Honestly, it felt to me like iOS 6 was the culmination of 6 years of engineering by a proud and strong company that employs the world's best software engineers.
iOS 7 was such a huge step back in every single way. The OS just no longer feels solidly built. The design has so many inconsistencies that I find it hard to believe a world class designer like Ive designed it. It simply feels fragile. I don't remember ever having to DFU restore my iPhone to get rid of some weird bug every few months with iOS6. I don't remember worrying about "oh I did a restore instead of set as new so something will surely break."

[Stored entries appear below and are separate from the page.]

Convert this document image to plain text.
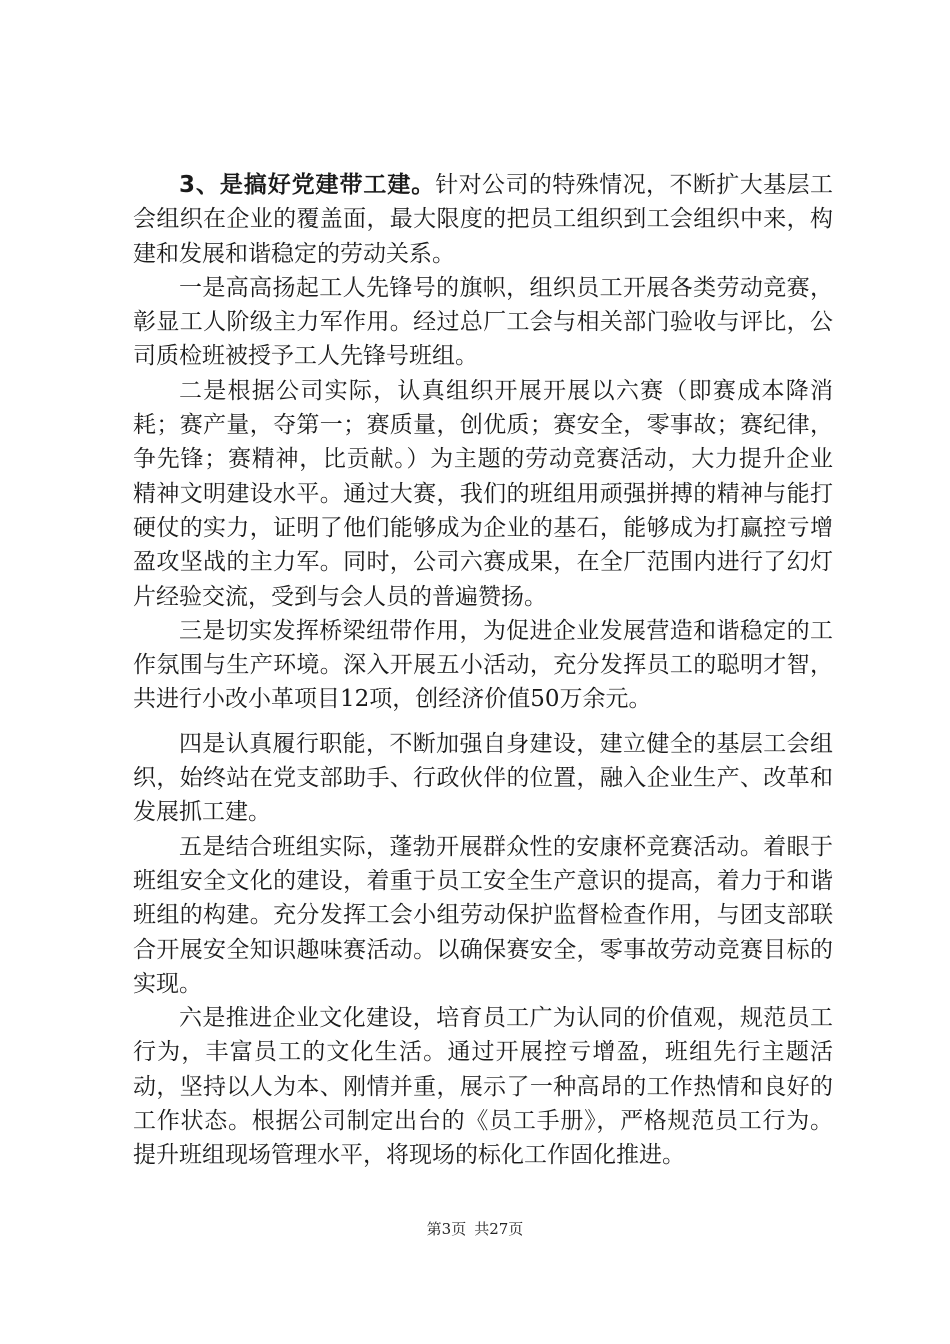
3、是搞好党建带工建。针对公司的特殊情况，不断扩大基层工会组织在企业的覆盖面，最大限度的把员工组织到工会组织中来，构建和发展和谐稳定的劳动关系。

一是高高扬起工人先锋号的旗帜，组织员工开展各类劳动竞赛，彰显工人阶级主力军作用。经过总厂工会与相关部门验收与评比，公司质检班被授予工人先锋号班组。

二是根据公司实际，认真组织开展开展以六赛（即赛成本降消耗；赛产量，夺第一；赛质量，创优质；赛安全，零事故；赛纪律，争先锋；赛精神，比贡献。）为主题的劳动竞赛活动，大力提升企业精神文明建设水平。通过大赛，我们的班组用顽强拼搏的精神与能打硬仗的实力，证明了他们能够成为企业的基石，能够成为打赢控亏增盈攻坚战的主力军。同时，公司六赛成果，在全厂范围内进行了幻灯片经验交流，受到与会人员的普遍赞扬。

三是切实发挥桥梁纽带作用，为促进企业发展营造和谐稳定的工作氛围与生产环境。深入开展五小活动，充分发挥员工的聪明才智，共进行小改小革项目12项，创经济价值50万余元。

四是认真履行职能，不断加强自身建设，建立健全的基层工会组织，始终站在党支部助手、行政伙伴的位置，融入企业生产、改革和发展抓工建。

五是结合班组实际，蓬勃开展群众性的安康杯竞赛活动。着眼于班组安全文化的建设，着重于员工安全生产意识的提高，着力于和谐班组的构建。充分发挥工会小组劳动保护监督检查作用，与团支部联合开展安全知识趣味赛活动。以确保赛安全，零事故劳动竞赛目标的实现。

六是推进企业文化建设，培育员工广为认同的价值观，规范员工行为，丰富员工的文化生活。通过开展控亏增盈，班组先行主题活动，坚持以人为本、刚情并重，展示了一种高昂的工作热情和良好的工作状态。根据公司制定出台的《员工手册》，严格规范员工行为。提升班组现场管理水平，将现场的标化工作固化推进。

第3页 共27页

Honestly? I miss Forstall and I think Apple really changed for the worse software-wise the day he left. These 'engineers' responsible for iOS 8 and Yosemite? Amateur hour garbage workers. I can't believe something so broken could ship from the world's richest non-oil company.
I guess it boils down to this: with iOS 6 on my old iPhone 5, I had this sense of trust in my phone. I trusted it to do the task it was assigned and it always delivered without mistake. With iOS 7 and 8, that trust is mostly gone and I'm always "eh" about whether it'll complete my task properly or not, and whatever kind of battery life it feels like having that day. The trust a person has in their phone is simply the most important element of all. I don't care about fancy blur and animations and Air this or Handoff that. Give me back a consistent, trustworthy experience.
With that out of the way, my feelings on iOS 9 are:
On one side, I remain somewhat optimistic that iOS 9 will finally be what I'm looking for. On the other side, I was similarly optimistic with iOS 7, 8, and OSX Yosemite, and they've all turned out to be nothing more than amateur hour programming and design experimentation.